Monday, January 7, 2013

Birthday blesssings

In my classes, we celebrate birthdays with a class birthday book.  Each student writes a page to the birthday boy or girl, and my requirement is that they include at least two compliments or words of encouragement for their friend.  These are simple books - nothing fancy - simply a stack of pages stapled together.  Friends write and illustrate whatever is on their hearts, and I write the last page of every book.

Being that we're not in school over the summer, half birthdays were celebrated today - along with a few belated late-December birthdays and the early-January birthdays.  All told, I got to celebrate about fifteen birthdays among my four classes.  In one class alone, we had eight birthdays.

The class with eight birthdays is my most challenging class.  It has the most students, and only one of them is a girl.  It is also the last class of the day, so the kids are getting squirmy.  It is full of energy and the volume is generally loud or louder.  They are also at an incredibly excitable age, so the second anyone gets an idea, they share it with everyone around them...and that generally prompts more sharing.  In a creative class, this is both wonderful and maddening.

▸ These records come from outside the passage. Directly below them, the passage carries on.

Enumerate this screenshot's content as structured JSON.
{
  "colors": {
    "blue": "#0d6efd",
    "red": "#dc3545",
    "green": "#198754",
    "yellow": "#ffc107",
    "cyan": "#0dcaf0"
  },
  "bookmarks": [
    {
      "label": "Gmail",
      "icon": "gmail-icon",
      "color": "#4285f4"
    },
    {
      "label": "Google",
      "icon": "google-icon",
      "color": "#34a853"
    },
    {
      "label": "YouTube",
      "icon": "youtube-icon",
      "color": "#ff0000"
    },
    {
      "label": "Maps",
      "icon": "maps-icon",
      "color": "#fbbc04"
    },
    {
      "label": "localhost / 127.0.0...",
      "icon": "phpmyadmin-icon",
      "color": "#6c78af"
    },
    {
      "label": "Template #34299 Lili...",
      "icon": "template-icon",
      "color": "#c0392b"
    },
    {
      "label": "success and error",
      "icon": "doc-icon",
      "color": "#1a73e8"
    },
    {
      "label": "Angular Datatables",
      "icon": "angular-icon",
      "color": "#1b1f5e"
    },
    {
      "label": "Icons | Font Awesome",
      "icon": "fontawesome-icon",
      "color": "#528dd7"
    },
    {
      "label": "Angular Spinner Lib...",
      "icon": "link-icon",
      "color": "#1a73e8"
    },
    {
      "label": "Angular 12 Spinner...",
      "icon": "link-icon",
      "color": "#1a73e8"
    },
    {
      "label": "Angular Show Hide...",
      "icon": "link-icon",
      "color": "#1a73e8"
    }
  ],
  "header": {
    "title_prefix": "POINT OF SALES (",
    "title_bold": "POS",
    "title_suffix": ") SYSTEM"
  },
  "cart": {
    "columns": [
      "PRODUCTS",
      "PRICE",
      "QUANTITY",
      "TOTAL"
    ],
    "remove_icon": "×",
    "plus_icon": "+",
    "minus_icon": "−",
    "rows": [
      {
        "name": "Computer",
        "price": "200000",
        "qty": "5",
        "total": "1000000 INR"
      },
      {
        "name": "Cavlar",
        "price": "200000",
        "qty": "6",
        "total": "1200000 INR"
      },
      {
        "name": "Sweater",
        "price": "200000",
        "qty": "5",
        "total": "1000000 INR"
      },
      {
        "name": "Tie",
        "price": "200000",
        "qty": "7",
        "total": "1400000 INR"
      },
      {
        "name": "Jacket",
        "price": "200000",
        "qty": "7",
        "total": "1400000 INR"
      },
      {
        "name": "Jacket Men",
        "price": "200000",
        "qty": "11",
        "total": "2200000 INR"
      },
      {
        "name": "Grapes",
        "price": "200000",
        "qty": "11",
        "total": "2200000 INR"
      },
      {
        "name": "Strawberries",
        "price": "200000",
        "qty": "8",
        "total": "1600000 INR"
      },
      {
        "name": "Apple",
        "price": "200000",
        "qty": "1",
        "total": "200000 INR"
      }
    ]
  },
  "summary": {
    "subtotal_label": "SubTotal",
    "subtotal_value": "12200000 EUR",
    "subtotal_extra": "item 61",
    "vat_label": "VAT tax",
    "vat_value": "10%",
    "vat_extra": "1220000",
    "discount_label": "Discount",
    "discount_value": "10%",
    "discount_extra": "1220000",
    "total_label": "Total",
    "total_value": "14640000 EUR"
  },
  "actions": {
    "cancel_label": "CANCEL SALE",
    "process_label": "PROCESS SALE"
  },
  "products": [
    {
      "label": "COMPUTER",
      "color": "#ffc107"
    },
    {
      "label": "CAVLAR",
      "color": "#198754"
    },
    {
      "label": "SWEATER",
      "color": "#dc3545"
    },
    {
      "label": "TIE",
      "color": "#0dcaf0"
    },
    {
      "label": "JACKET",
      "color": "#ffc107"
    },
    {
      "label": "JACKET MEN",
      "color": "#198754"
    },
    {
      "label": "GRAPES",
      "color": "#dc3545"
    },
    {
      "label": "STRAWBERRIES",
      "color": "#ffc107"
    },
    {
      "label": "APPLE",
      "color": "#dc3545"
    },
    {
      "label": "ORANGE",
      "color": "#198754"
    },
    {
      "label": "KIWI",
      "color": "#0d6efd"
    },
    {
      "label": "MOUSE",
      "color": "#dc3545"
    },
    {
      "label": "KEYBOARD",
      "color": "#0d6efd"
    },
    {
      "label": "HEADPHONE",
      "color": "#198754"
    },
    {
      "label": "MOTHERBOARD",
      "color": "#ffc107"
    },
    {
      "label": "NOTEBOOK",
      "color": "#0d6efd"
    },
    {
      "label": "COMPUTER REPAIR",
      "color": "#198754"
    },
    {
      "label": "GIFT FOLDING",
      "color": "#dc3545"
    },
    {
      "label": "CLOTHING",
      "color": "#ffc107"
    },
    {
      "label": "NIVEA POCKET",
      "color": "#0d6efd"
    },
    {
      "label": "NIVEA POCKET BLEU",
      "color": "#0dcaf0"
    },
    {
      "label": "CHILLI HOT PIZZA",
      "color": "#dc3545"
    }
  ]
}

But, today, I had the priveledge of setting aside my lesson plan and just focusing on praising and encouraging them for 50 minutes...and giving them the time to do the same.  As I reflected on each of the eight birthday kids, I thought over where they were when I met them, and where they are at today.  I took the time to acknowledge their growth and maturation, and simply savored my favorite things about each child.

In the busyness of trying to get through a lesson or finish a project, it is all too easy to become hurried, tasky and frustrated.  When we slow down and appreciate each person and the journey of learning and growing, it's so much sweeter.

I've always done these books as a gift to the kids, but today they really spoke to me.  My kids are pretty awesome.  All unique, all writing on the pages that are my life.

And to think....  I get paid to do this!  In cold hard cash and countless hugs, drawings and notes.